Once these two pieces of code are in place, they can be plugged into the functions defined in text_importer.importers.generic_importer so as to create a dedicated CLI script for your specific format.

For example, this is the content of oliveimporter.py:

from text_importer.importers import generic_importer
from text_importer.importers.olive.classes import OliveNewspaperIssue
from text_importer.importers.olive.detect import (olive_detect_issues,
                                                  olive_select_issues)

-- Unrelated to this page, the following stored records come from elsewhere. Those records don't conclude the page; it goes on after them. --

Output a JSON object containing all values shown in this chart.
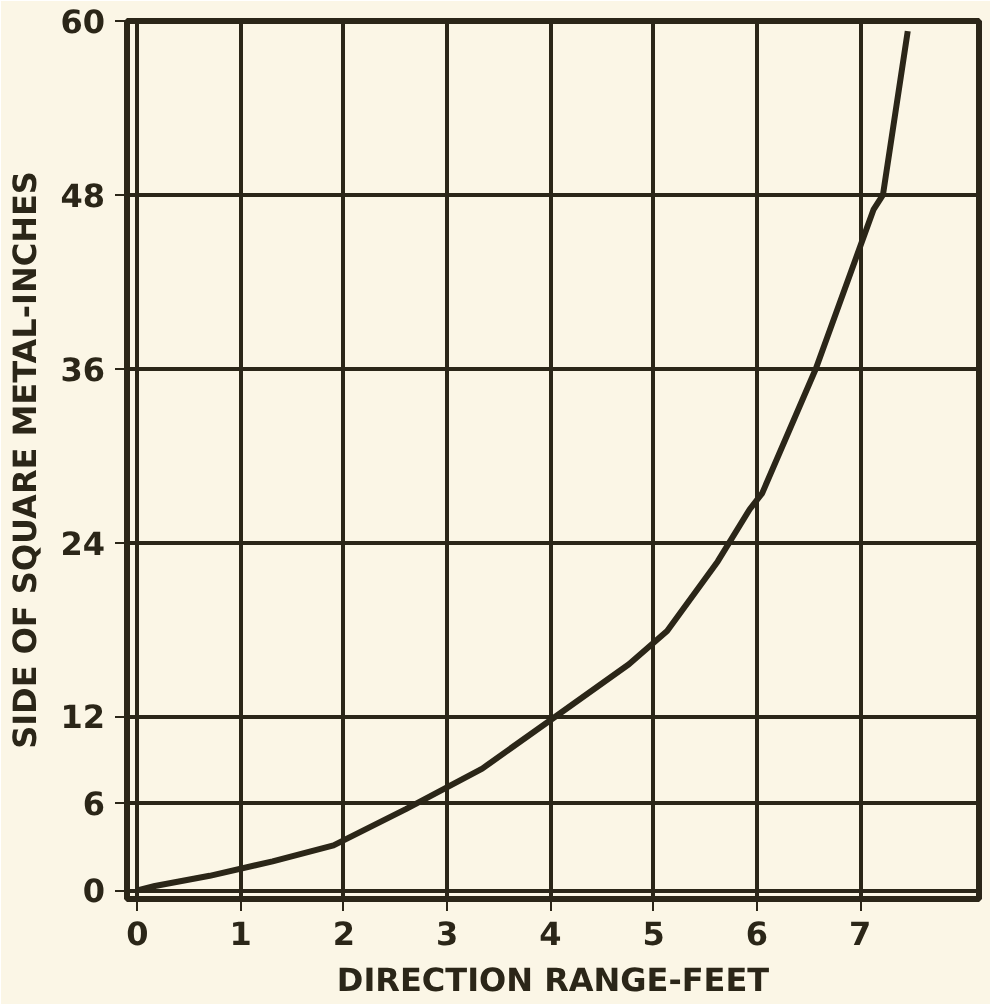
{
  "chart_data": {
    "type": "line",
    "xlabel": "DIRECTION RANGE-FEET",
    "ylabel": "SIDE OF SQUARE METAL-INCHES",
    "x": [
      0,
      0.17,
      0.7,
      1.31,
      1.9,
      2.6,
      3.34,
      4.05,
      4.76,
      5.13,
      5.62,
      5.93,
      6.05,
      6.57,
      7.13,
      7.22,
      7.46
    ],
    "series": [
      {
        "color": "#2b2618",
        "values": [
          0,
          0.3,
          1,
          2,
          3.1,
          5.6,
          8.4,
          12,
          15.6,
          17.9,
          22.7,
          26.3,
          27.4,
          36,
          47,
          48,
          59.3
        ]
      }
    ],
    "xlim": [
      -0.1,
      8.15
    ],
    "ylim": [
      -0.6,
      60
    ],
    "xticks": [
      0,
      1,
      2,
      3,
      4,
      5,
      6,
      7
    ],
    "yticks": [
      0,
      6,
      12,
      24,
      36,
      48,
      60
    ],
    "grid": true,
    "marker": "none",
    "line_style": "solid"
  }
}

if __name__ == '__main__':
    generic_importer.main(
        OliveNewspaperIssue,
        olive_detect_issues,
        olive_select_issues
    )

How should the code of a new text importer be structured? We recommend to comply to the following structure:

  • text_importer.importers.<new_importer>.detect will contain functions to find the data to be imported;

  • text_importer.importers.<new_importer>.helpers (optional) will contain ancillary functions;

  • text_importer.importers.<new_importer>.parsers (optional) will contain functions/classes to parse the data.

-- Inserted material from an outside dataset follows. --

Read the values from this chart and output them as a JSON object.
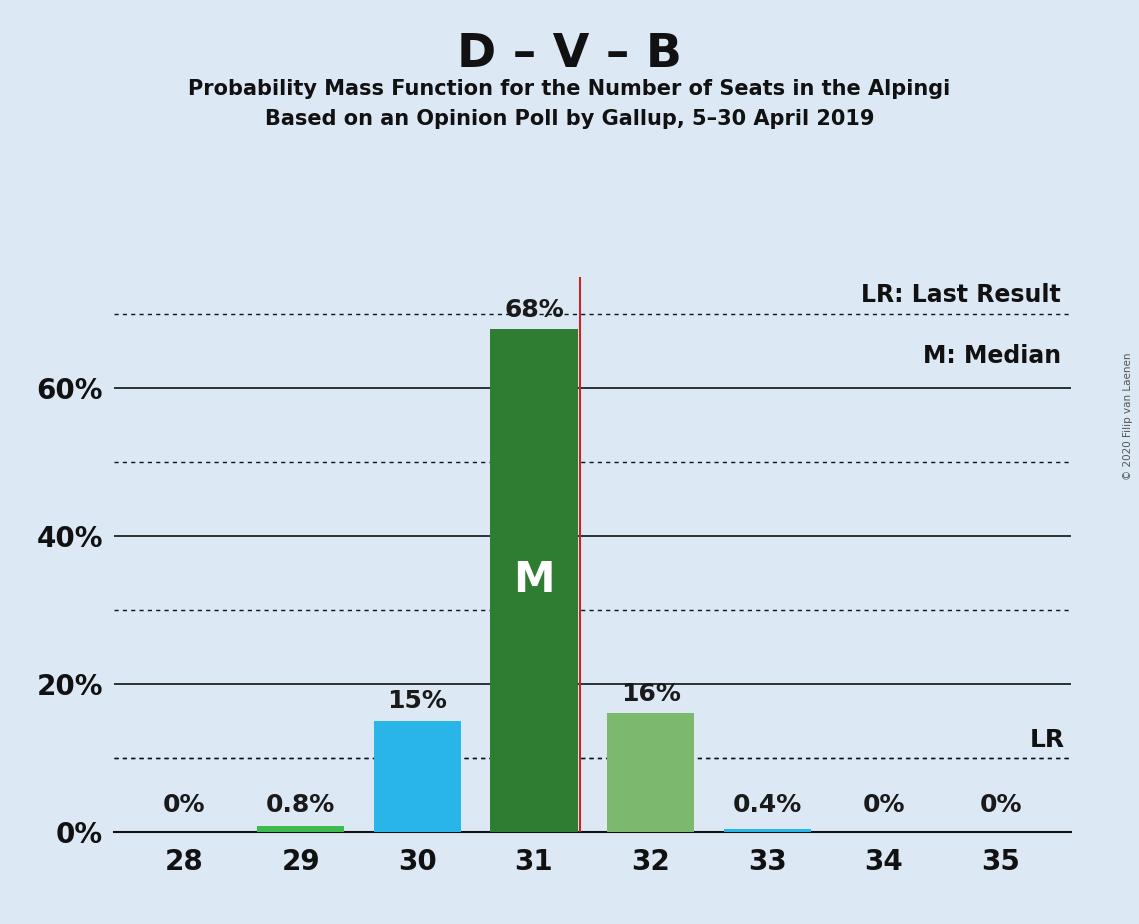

  • text_importer/scripts/<new_importer>.py: will contain a CLI script to run the importer.

Detect data to import

  • the importer needs to know which data should be imported

  • information about the newspaper contents is often encoded as part of folder names etc., thus it needs to be extracted and made explicit, by means of Canonical identifiers

  • add some sample data to text_importer/data/sample/<new_format>

For example: olive_detect_issues()

Implement abstract classes

These two classes are passed to the the importer’s generic command-line interface, see text_importer.importers.generic_importer.main()

class text_importer.importers.classes.NewspaperIssue(issue_dir: IssueDir)

Abstract class representing a newspaper issue.

Each text importer needs to define a subclass of NewspaperIssue which specifies the logic to handle OCR data in a given format (e.g. Olive).

Parameters:

issue_dir (IssueDir) – Identifying information about the issue.

id

Canonical Issue ID (e.g. GDL-1900-01-02-a).

Type:

str

edition

Lower case letter ordering issues of the same day.

Type:

str

journal

Newspaper unique identifier or name.

Type:

str

path

Path to directory containing the issue’s OCR data.

Type:

str

date

Publication date of issue.

Type:

datetime.date

issue_data

Issue data according to canonical format.

Type:

dict[str, Any]

pages

List of NewspaperPage instances from this issue.

Type:

list

rights

Access rights applicable to this issue.

Type:

str

property issuedir: IssueDir

IssueDirectory corresponding to this issue.

Type:

IssueDir

to_json() str

Validate self.issue_data & serialize it to string.

Note

Validation adds a substantial overhead to computing time. For serialization of large amounts of issues it is recommendable to bypass schema validation.

class text_importer.importers.classes.NewspaperPage(_id: str, number: int)

Abstract class representing a newspaper page.

Each text importer needs to define a subclass of NewspaperPage which specifies the logic to handle OCR data in a given format (e.g. Alto).

Parameters:
  • _id (str) – Canonical Page ID (e.g. GDL-1900-01-02-a-p0004).

  • number (int) – Page number.

id

Canonical Page ID (e.g. GDL-1900-01-02-a-p0004).

Type:

str

number

Page number.

Type:

int

page_data

Page data according to canonical format.

Type:

dict[str, Any]

issue

Issue this page is from.

Type:

NewspaperIssue | None

abstract add_issue(issue: NewspaperIssue) None

Add to a page object its parent, i.e. the newspaper issue.

This allows each page to preserve contextual information coming from the newspaper issue.

Parameters:

issue (NewspaperIssue) – Newspaper issue containing this page.

abstract parse() None

Process the page XML file and transform into canonical Page format.

Note

This lazy behavior means that the page contents are not processed upon creation of the page object, but only once the parse() method is called.

to_json() str

Validate self.page.data & serialize it to string.

Note

Validation adds a substantial overhead to computing time. For serialization of large amounts of pages it is recommendable to bypass schema validation.

Write an importer CLI script

This script imports passes the new NewspaperIssue class, together with the-newly defined detect functions, to the main() function of the generic importer CLI text_importer.importers.generic_importer.main().

Test

Create a new test file named test_<new_importer>_importer.py and add it to tests/importers/.

This file should contain at the very minimum a test called test_import_issues(), which

  • detects input data from text_importer/data/sample/<new_format>

  • writes any output to text_importer/data/out/.